A divided Nevada Supreme Court sided with bankers on Wednesday when deciding how much borrowers could owe if they lose their houses or commercial developments through foreclosure.

In doing so, the court attempted to clear up some of the legal turmoil that has followed the 2011 passage of Assembly Bill 273, which sought to protect homeowners from big deficiency claims — the gap between what is owed on a mortgage and the property’s value at foreclosure — pursued by lenders that buy distressed loans at deep discounts. The five-justice majority acknowledged the “considerable confusion” the bill has caused, with trial judges going in different directions.

Assemblyman Marcus Conklin, D-Las Vegas, authored AB 273 against a growing tide of complaints about so-called vulture investors buying defaulted loans for pennies on the dollar and then trying to collect deficiencies for the face amount. For example, buying a $200,000 loan for $30,000 would entitle the note owner to collect the full $200,000, even in the severely depressed real estate market that followed the 2008 crash.

Any trustee’s sale or foreclosure that took place prior to June 10, 2011, when the law went into effect, would not be saddled with a deficiency limit of what the lender paid for the loan. A bank that originated the loan and held on to it is not affected.

By contrast, attorneys for small-scale commercial developer Stacy Yahraus-Lewis, who faces a $3 million claim on a commercial loan she guaranteed, argued unsuccessfully that the law covered any deficiency verdicts starting on June 10. This analysis, backed by an opinion by the Legislative Counsel Bureau, would have extended the law’s protection to a larger pool of borrowers than the court’s ruling.

It is unclear, however, how many people are affected. Frank Flansberg III, Yahraus-Lewis’ attorney, said more of the cases than not he sees are covered by deficiency cap.

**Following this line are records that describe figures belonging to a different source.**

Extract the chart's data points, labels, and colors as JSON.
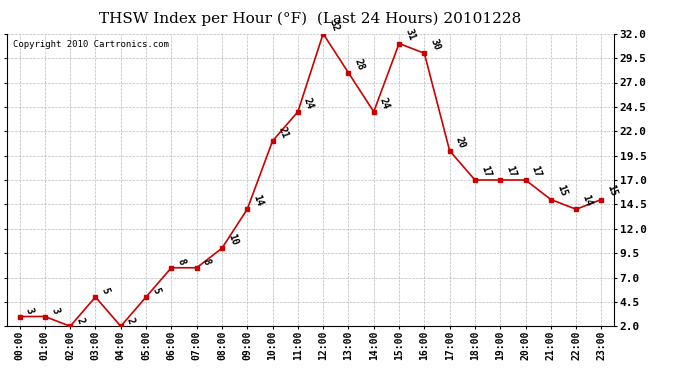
{
  "title": "THSW Index per Hour (°F)  (Last 24 Hours) 20101228",
  "copyright": "Copyright 2010 Cartronics.com",
  "hours": [
    "00:00",
    "01:00",
    "02:00",
    "03:00",
    "04:00",
    "05:00",
    "06:00",
    "07:00",
    "08:00",
    "09:00",
    "10:00",
    "11:00",
    "12:00",
    "13:00",
    "14:00",
    "15:00",
    "16:00",
    "17:00",
    "18:00",
    "19:00",
    "20:00",
    "21:00",
    "22:00",
    "23:00"
  ],
  "values": [
    3,
    3,
    2,
    5,
    2,
    5,
    8,
    8,
    10,
    14,
    21,
    24,
    32,
    28,
    24,
    31,
    30,
    20,
    17,
    17,
    17,
    15,
    14,
    15
  ],
  "line_color": "#cc0000",
  "marker_color": "#cc0000",
  "bg_color": "#ffffff",
  "grid_color": "#bbbbbb",
  "ylim_min": 2.0,
  "ylim_max": 32.0,
  "yticks": [
    2.0,
    4.5,
    7.0,
    9.5,
    12.0,
    14.5,
    17.0,
    19.5,
    22.0,
    24.5,
    27.0,
    29.5,
    32.0
  ],
  "title_fontsize": 11,
  "tick_fontsize": 7,
  "annot_fontsize": 7,
  "copyright_fontsize": 6.5
}
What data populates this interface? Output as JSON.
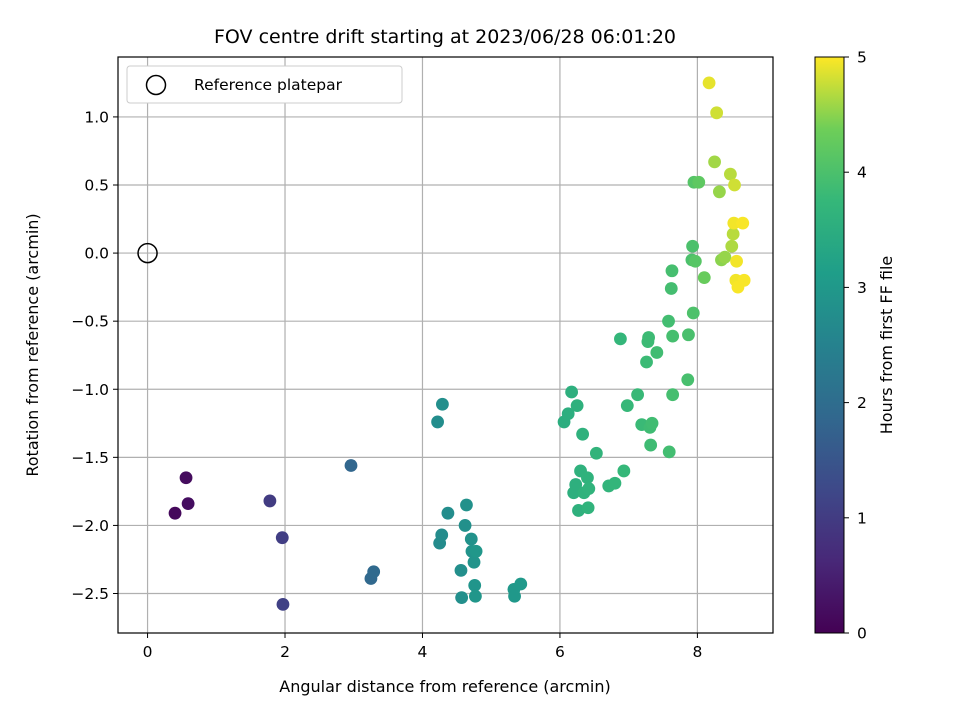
{
  "chart_data": {
    "type": "scatter",
    "title": "FOV centre drift starting at 2023/06/28 06:01:20",
    "xlabel": "Angular distance from reference (arcmin)",
    "ylabel": "Rotation from reference (arcmin)",
    "xlim": [
      -0.43,
      9.1
    ],
    "ylim": [
      -2.79,
      1.44
    ],
    "xticks": [
      0,
      2,
      4,
      6,
      8
    ],
    "yticks": [
      -2.5,
      -2.0,
      -1.5,
      -1.0,
      -0.5,
      0.0,
      0.5,
      1.0
    ],
    "xtick_labels": [
      "0",
      "2",
      "4",
      "6",
      "8"
    ],
    "ytick_labels": [
      "−2.5",
      "−2.0",
      "−1.5",
      "−1.0",
      "−0.5",
      "0.0",
      "0.5",
      "1.0"
    ],
    "grid": true,
    "legend": {
      "position": "top-left",
      "entries": [
        "Reference platepar"
      ]
    },
    "reference_point": {
      "x": 0.0,
      "y": 0.0
    },
    "colorbar": {
      "label": "Hours from first FF file",
      "range": [
        0,
        5
      ],
      "ticks": [
        0,
        1,
        2,
        3,
        4,
        5
      ],
      "tick_labels": [
        "0",
        "1",
        "2",
        "3",
        "4",
        "5"
      ],
      "colormap": "viridis"
    },
    "points": [
      {
        "x": 0.4,
        "y": -1.91,
        "h": 0.12
      },
      {
        "x": 0.56,
        "y": -1.65,
        "h": 0.18
      },
      {
        "x": 0.59,
        "y": -1.84,
        "h": 0.2
      },
      {
        "x": 1.78,
        "y": -1.82,
        "h": 1.0
      },
      {
        "x": 1.96,
        "y": -2.09,
        "h": 1.05
      },
      {
        "x": 1.97,
        "y": -2.58,
        "h": 1.1
      },
      {
        "x": 2.96,
        "y": -1.56,
        "h": 1.85
      },
      {
        "x": 3.25,
        "y": -2.39,
        "h": 1.9
      },
      {
        "x": 3.29,
        "y": -2.34,
        "h": 1.92
      },
      {
        "x": 4.22,
        "y": -1.24,
        "h": 2.75
      },
      {
        "x": 4.29,
        "y": -1.11,
        "h": 2.78
      },
      {
        "x": 4.25,
        "y": -2.13,
        "h": 2.7
      },
      {
        "x": 4.28,
        "y": -2.07,
        "h": 2.72
      },
      {
        "x": 4.37,
        "y": -1.91,
        "h": 2.74
      },
      {
        "x": 4.56,
        "y": -2.33,
        "h": 2.78
      },
      {
        "x": 4.57,
        "y": -2.53,
        "h": 2.8
      },
      {
        "x": 4.62,
        "y": -2.0,
        "h": 2.82
      },
      {
        "x": 4.64,
        "y": -1.85,
        "h": 2.84
      },
      {
        "x": 4.71,
        "y": -2.1,
        "h": 2.86
      },
      {
        "x": 4.72,
        "y": -2.19,
        "h": 2.88
      },
      {
        "x": 4.75,
        "y": -2.27,
        "h": 2.9
      },
      {
        "x": 4.76,
        "y": -2.44,
        "h": 2.92
      },
      {
        "x": 4.77,
        "y": -2.52,
        "h": 2.94
      },
      {
        "x": 4.78,
        "y": -2.19,
        "h": 2.96
      },
      {
        "x": 5.33,
        "y": -2.47,
        "h": 2.98
      },
      {
        "x": 5.34,
        "y": -2.52,
        "h": 3.0
      },
      {
        "x": 5.43,
        "y": -2.43,
        "h": 3.02
      },
      {
        "x": 6.06,
        "y": -1.24,
        "h": 3.5
      },
      {
        "x": 6.12,
        "y": -1.18,
        "h": 3.52
      },
      {
        "x": 6.17,
        "y": -1.02,
        "h": 3.54
      },
      {
        "x": 6.2,
        "y": -1.76,
        "h": 3.56
      },
      {
        "x": 6.23,
        "y": -1.7,
        "h": 3.56
      },
      {
        "x": 6.25,
        "y": -1.12,
        "h": 3.58
      },
      {
        "x": 6.27,
        "y": -1.89,
        "h": 3.58
      },
      {
        "x": 6.3,
        "y": -1.6,
        "h": 3.6
      },
      {
        "x": 6.33,
        "y": -1.33,
        "h": 3.6
      },
      {
        "x": 6.35,
        "y": -1.76,
        "h": 3.62
      },
      {
        "x": 6.4,
        "y": -1.65,
        "h": 3.62
      },
      {
        "x": 6.41,
        "y": -1.87,
        "h": 3.64
      },
      {
        "x": 6.42,
        "y": -1.73,
        "h": 3.64
      },
      {
        "x": 6.53,
        "y": -1.47,
        "h": 3.66
      },
      {
        "x": 6.71,
        "y": -1.71,
        "h": 3.68
      },
      {
        "x": 6.8,
        "y": -1.69,
        "h": 3.7
      },
      {
        "x": 6.88,
        "y": -0.63,
        "h": 3.72
      },
      {
        "x": 6.93,
        "y": -1.6,
        "h": 3.74
      },
      {
        "x": 6.98,
        "y": -1.12,
        "h": 3.76
      },
      {
        "x": 7.13,
        "y": -1.04,
        "h": 3.78
      },
      {
        "x": 7.19,
        "y": -1.26,
        "h": 3.8
      },
      {
        "x": 7.26,
        "y": -0.8,
        "h": 3.82
      },
      {
        "x": 7.28,
        "y": -0.65,
        "h": 3.84
      },
      {
        "x": 7.29,
        "y": -0.62,
        "h": 3.84
      },
      {
        "x": 7.31,
        "y": -1.28,
        "h": 3.86
      },
      {
        "x": 7.32,
        "y": -1.41,
        "h": 3.86
      },
      {
        "x": 7.34,
        "y": -1.25,
        "h": 3.88
      },
      {
        "x": 7.41,
        "y": -0.73,
        "h": 3.88
      },
      {
        "x": 7.58,
        "y": -0.5,
        "h": 3.9
      },
      {
        "x": 7.59,
        "y": -1.46,
        "h": 3.9
      },
      {
        "x": 7.62,
        "y": -0.26,
        "h": 3.92
      },
      {
        "x": 7.63,
        "y": -0.13,
        "h": 3.94
      },
      {
        "x": 7.64,
        "y": -0.61,
        "h": 3.94
      },
      {
        "x": 7.64,
        "y": -1.04,
        "h": 3.94
      },
      {
        "x": 7.86,
        "y": -0.93,
        "h": 3.96
      },
      {
        "x": 7.87,
        "y": -0.6,
        "h": 3.98
      },
      {
        "x": 7.92,
        "y": -0.05,
        "h": 4.0
      },
      {
        "x": 7.93,
        "y": 0.05,
        "h": 4.0
      },
      {
        "x": 7.94,
        "y": -0.44,
        "h": 4.02
      },
      {
        "x": 7.95,
        "y": 0.52,
        "h": 4.1
      },
      {
        "x": 7.97,
        "y": -0.06,
        "h": 4.12
      },
      {
        "x": 8.02,
        "y": 0.52,
        "h": 4.2
      },
      {
        "x": 8.1,
        "y": -0.18,
        "h": 4.3
      },
      {
        "x": 8.17,
        "y": 1.25,
        "h": 4.9
      },
      {
        "x": 8.25,
        "y": 0.67,
        "h": 4.6
      },
      {
        "x": 8.28,
        "y": 1.03,
        "h": 4.8
      },
      {
        "x": 8.32,
        "y": 0.45,
        "h": 4.55
      },
      {
        "x": 8.35,
        "y": -0.05,
        "h": 4.5
      },
      {
        "x": 8.4,
        "y": -0.03,
        "h": 4.55
      },
      {
        "x": 8.48,
        "y": 0.58,
        "h": 4.7
      },
      {
        "x": 8.5,
        "y": 0.05,
        "h": 4.65
      },
      {
        "x": 8.52,
        "y": 0.14,
        "h": 4.7
      },
      {
        "x": 8.53,
        "y": 0.22,
        "h": 4.95
      },
      {
        "x": 8.54,
        "y": 0.5,
        "h": 4.8
      },
      {
        "x": 8.56,
        "y": -0.2,
        "h": 4.95
      },
      {
        "x": 8.57,
        "y": -0.06,
        "h": 4.95
      },
      {
        "x": 8.59,
        "y": -0.25,
        "h": 4.98
      },
      {
        "x": 8.66,
        "y": 0.22,
        "h": 4.98
      },
      {
        "x": 8.68,
        "y": -0.2,
        "h": 4.98
      }
    ]
  }
}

“But there are certainly a fair amount” where the foreclosure took place before the law’s starting date, potentially exposing them to more financial liability.

William Uffelman, CEO of the Nevada Bankers Association, said the law mainly affects commercial developments. This has been the most active market for selling loans in default, he said.

Nevertheless, Justice Michael Cherry wrote in his dissent, “In essence, the majority’s decision serves to produce a windfall for collection agencies and other third-party purchasers of distressed loans ... .” Yahraus-Lewis was just one of “innumerable similarly situated borrowers and guarantors” who would lose out even though AB 273 was supposed to protect them, he wrote.

The dissent also was signed by Justice Ron Parraguirre.

The majority placed a priority on not approving an interpretation that would allow retroactive changes to the rules governing deficiencies and potentially devaluing a loan after the fact. In doing so, the court upheld the ruling by Clark County District Judge Elizabeth Gonzalez two years ago.

Branch Banking &Trust Co. said in court papers that it held more than $300 million in Nevada mortgages that could be affected by a ruling against lenders. Another entity, RADC/CADC Venture 2010-2 LLC, a joint venture of private investors and the Federal Deposit Insurance Corp., said it had $1.1 billion in mortgages at stake.

Yahraus-Lewis fell into a different category. She almost had finished building the 48-unit Sandpointe apartments near Boulder Station when the bank that had given her a $5.1 million loan failed. Her efforts to find alternate financing to finish the project did not bear fruit.

Her loan was part of a $2.3 billion portfolio that was sold to a joint venture between the FDIC and Rialto Capital Advisors, owned by giant homebuilder Lennar. Flansberg calculates that Rialto paid 39 cents on the dollar for its stake.

The Lennar-related entity then finished the project and filed a deficiency claim against Yahraus-Lewis.